Vince Marcello, co-writer and director of “The Kissing Booth 2,” knew he needed an opening scene that quickly updated fans of the original with what Elle (Joey King) did over the summer after high school sweetheart Noah (Jacob Elordi) graduated and left for Harvard. Adding to the degree of difficulty: Marcello had to create visual references to Los Angeles in the sequence, even though the sequel, which hits Netflix on July 24, was shot in South Africa.
“The idea I had was to acquaint you with the character in a really fast way that was fun, energetic and exciting,” explains the director, who used snapshots of time — Elle at the beach, watching TV and working on her college essay — as the couple try to maintain their relationship from afar.
Marcello called on cinematographer Anastas Michos, who framed the first film, to deliver his vision — a flurry of images mixed with music and voiceover. Michos calls the director a master of montage. “He understands cinematic pacing. One question I always asked him, because he’s also a musician, was the rhythm of the scene. A shot always has a beginning, middle and end. A montage has a beginning, middle and end.”
Michos set out to enhance the snappy look of the previous film. He used a Panavision DXL2 camera with primo lenses that helped the colors pop. For budget reasons, he says, he did not shoot in its highest 8K resolution. “We shot in 6K [instead of 4K], framed for 5K, and Marcello could manipulate whatever shots he needed to later. A key moment in the opening montage was how to feature the Hollywood sign that was so iconic in the first film, as the spot where Elle and Noah first make love. Long conversations were held about how to include it in the sequel.
The vignette was partially shot at an abandoned airport in Cape Town, and was a collaborative effort among Michos, production designer Iñigo Navarro Andres.
Marcello and Michos agreed the shot required the soft light of magic hour to best capture the moment and memory of the place. Andres was tasked with creating the effect.
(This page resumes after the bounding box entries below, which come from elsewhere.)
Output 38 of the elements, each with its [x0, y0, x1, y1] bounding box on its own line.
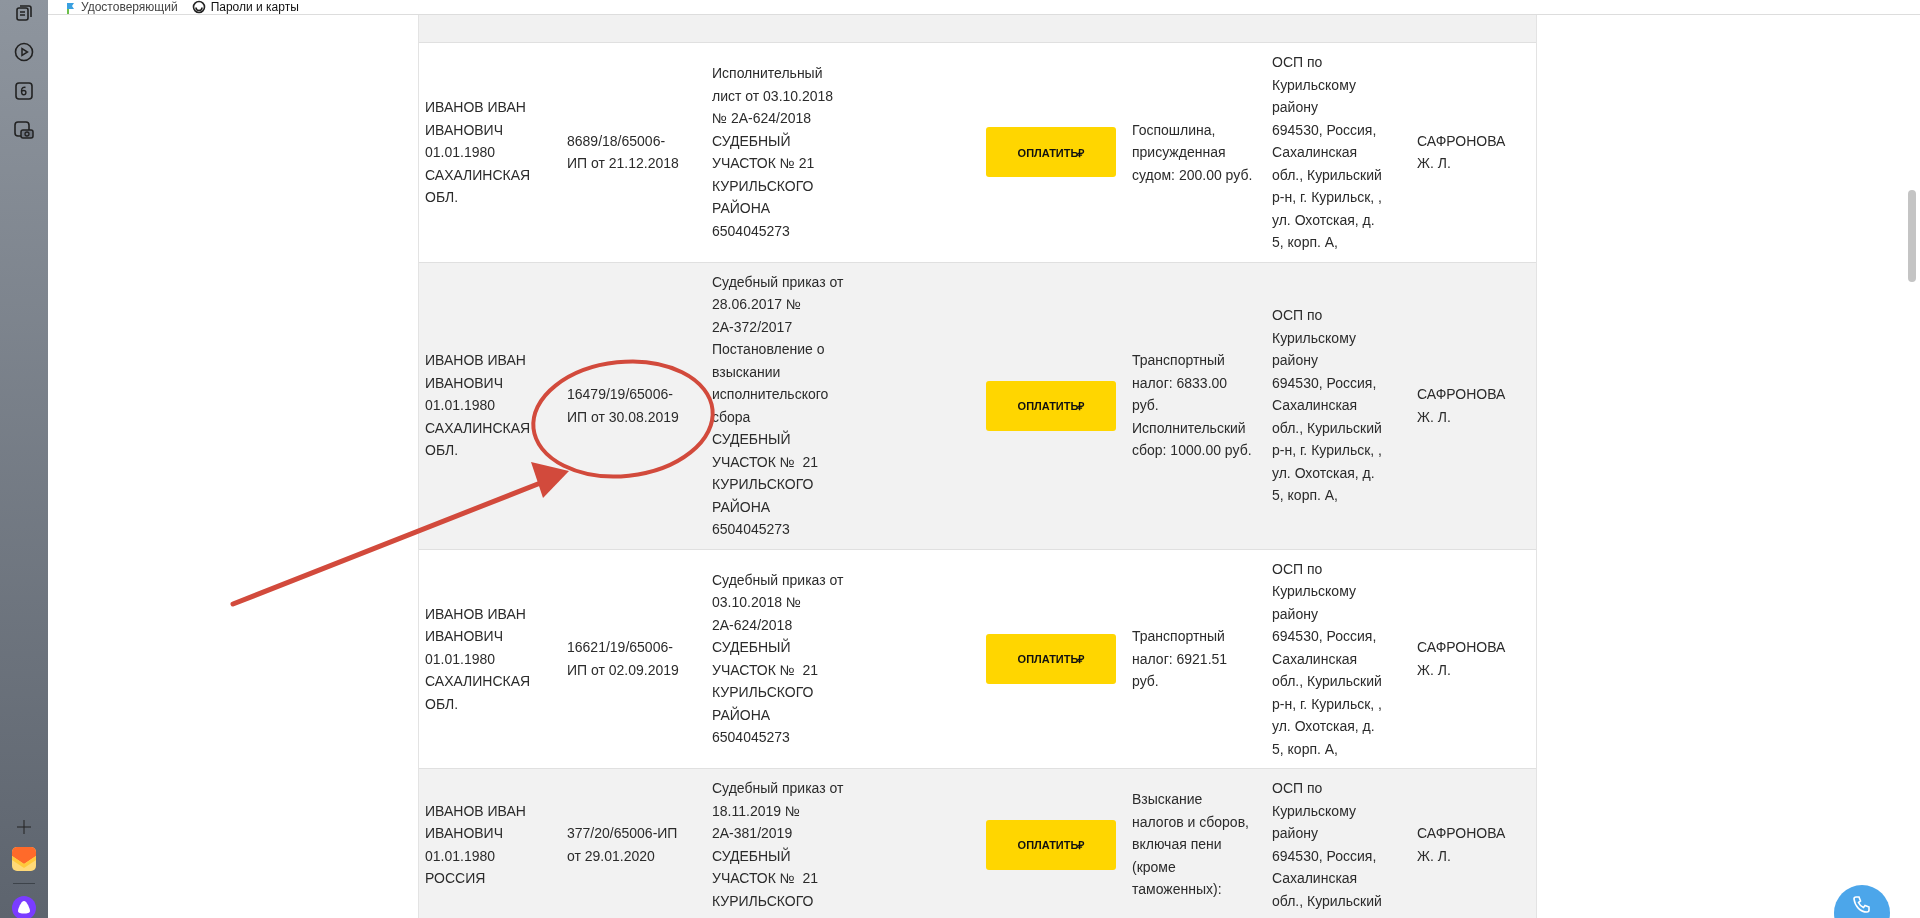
document-cell-text: Судебный приказ от 18.11.2019 № 2А-381/2019 СУДЕБНЫЙ УЧАСТОК № 21 КУРИЛЬСКОГО: [711, 779, 845, 911]
assistant-icon[interactable]: [12, 896, 36, 918]
debtor-cell-text: ИВАНОВ ИВАН ИВАНОВИЧ 01.01.1980 САХАЛИНСКАЯ ОБЛ.: [424, 98, 532, 207]
bailiff-cell-text: САФРОНОВА Ж. Л.: [1416, 638, 1507, 680]
play-icon[interactable]: [14, 42, 34, 62]
pay-button[interactable]: ОПЛАТИТЬ₽: [986, 633, 1116, 684]
debtor-cell-text: ИВАНОВ ИВАН ИВАНОВИЧ 01.01.1980 САХАЛИНСКАЯ ОБЛ.: [424, 604, 532, 714]
proceeding-cell-text: 377/20/65006-ИП от 29.01.2020: [566, 824, 679, 866]
debtor-cell-text: ИВАНОВ ИВАН ИВАНОВИЧ 01.01.1980 РОССИЯ: [424, 801, 527, 888]
camera-icon[interactable]: [14, 120, 34, 140]
department-cell-text: ОСП по Курильскому району 694530, Россия, Сахалинская обл., Курильский р-н, г. Курильск, , ул. Охотская, д. 5, корп. А,: [1271, 559, 1383, 759]
flag-icon: [66, 1, 76, 14]
pay-button[interactable]: ОПЛАТИТЬ₽: [986, 380, 1116, 431]
document-cell-text: Исполнительный лист от 03.10.2018 № 2А-624/2018 СУДЕБНЫЙ УЧАСТОК № 21 КУРИЛЬСКОГО РАЙОНА 6504045273: [711, 64, 835, 241]
department-cell-text: ОСП по Курильскому району 694530, Россия, Сахалинская обл., Курильский р-н, г. Курильск, , ул. Охотская, д. 5, корп. А,: [1271, 306, 1383, 506]
bailiff-cell-text: САФРОНОВА Ж. Л.: [1416, 385, 1507, 427]
bookmark-link[interactable]: Пароли и карты: [210, 0, 299, 14]
document-cell-text: Судебный приказ от 03.10.2018 № 2А-624/2018 СУДЕБНЫЙ УЧАСТОК № 21 КУРИЛЬСКОГО РАЙОНА 6504045273: [711, 570, 845, 748]
pay-button[interactable]: ОПЛАТИТЬ₽: [986, 819, 1116, 870]
proceeding-cell-text: 16479/19/65006- ИП от 30.08.2019: [566, 385, 680, 427]
department-cell-text: ОСП по Курильскому району 694530, Россия, Сахалинская обл., Курильский: [1271, 779, 1383, 911]
phone-icon: [1852, 895, 1872, 915]
bailiff-cell-text: САФРОНОВА Ж. Л.: [1416, 131, 1507, 174]
charge-cell-text: Госпошлина, присужденная судом: 200.00 руб.: [1131, 120, 1254, 185]
department-cell-text: ОСП по Курильскому району 694530, Россия, Сахалинская обл., Курильский р-н, г. Курильск, , ул. Охотская, д. 5, корп. А,: [1271, 53, 1383, 252]
bailiff-cell-text: САФРОНОВА Ж. Л.: [1416, 824, 1507, 866]
charge-cell-text: Взыскание налогов и сборов, включая пени (кроме таможенных):: [1131, 790, 1250, 900]
pages-icon[interactable]: [15, 4, 33, 22]
charge-cell-text: Транспортный налог: 6833.00 руб. Исполнительский сбор: 1000.00 руб.: [1131, 351, 1253, 461]
pay-button[interactable]: ОПЛАТИТЬ₽: [986, 127, 1116, 178]
proceeding-cell-text: 16621/19/65006- ИП от 02.09.2019: [566, 638, 680, 680]
proceeding-cell-text: 8689/18/65006- ИП от 21.12.2018: [566, 131, 680, 174]
charge-cell-text: Транспортный налог: 6921.51 руб.: [1131, 627, 1229, 691]
bookmark-link[interactable]: Удостоверяющий: [81, 1, 178, 14]
debtor-cell-text: ИВАНОВ ИВАН ИВАНОВИЧ 01.01.1980 САХАЛИНСКАЯ ОБЛ.: [424, 351, 532, 461]
mail-icon[interactable]: [12, 847, 36, 871]
scrollbar-thumb[interactable]: [1908, 190, 1916, 282]
document-cell-text: Судебный приказ от 28.06.2017 № 2А-372/2017 Постановление о взыскании исполнительского сбора СУДЕБНЫЙ УЧАСТОК № 21 КУРИЛЬСКОГО РАЙОНА 6504045273: [711, 272, 845, 539]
And, Marcello says, “I told Anastas how much sign and grass I needed for the sequence.”
Back in Los Angeles, Michos had used a drone, flying an Alexa Mini, to capture the landmark. He shot Elle on a special VFX plate at the airport in South Africa as she looks at her phone and thinks of texting Noah. In the film, she appears with the Hollywood sign in the background.
“Through the magic of visual effects, we had Joey King in South Africa and had it appear as if she were in L.A.,” Michos says.
Marcello, who notes that fans on Twitter had called for an update on Elle, sees the shot — and the montage — as the best way to quickly deliver the goods. “[It’s] a great reveal and calls back the first film in a fresh way,” he says. “I didn’t want it to feel like something we had done before.”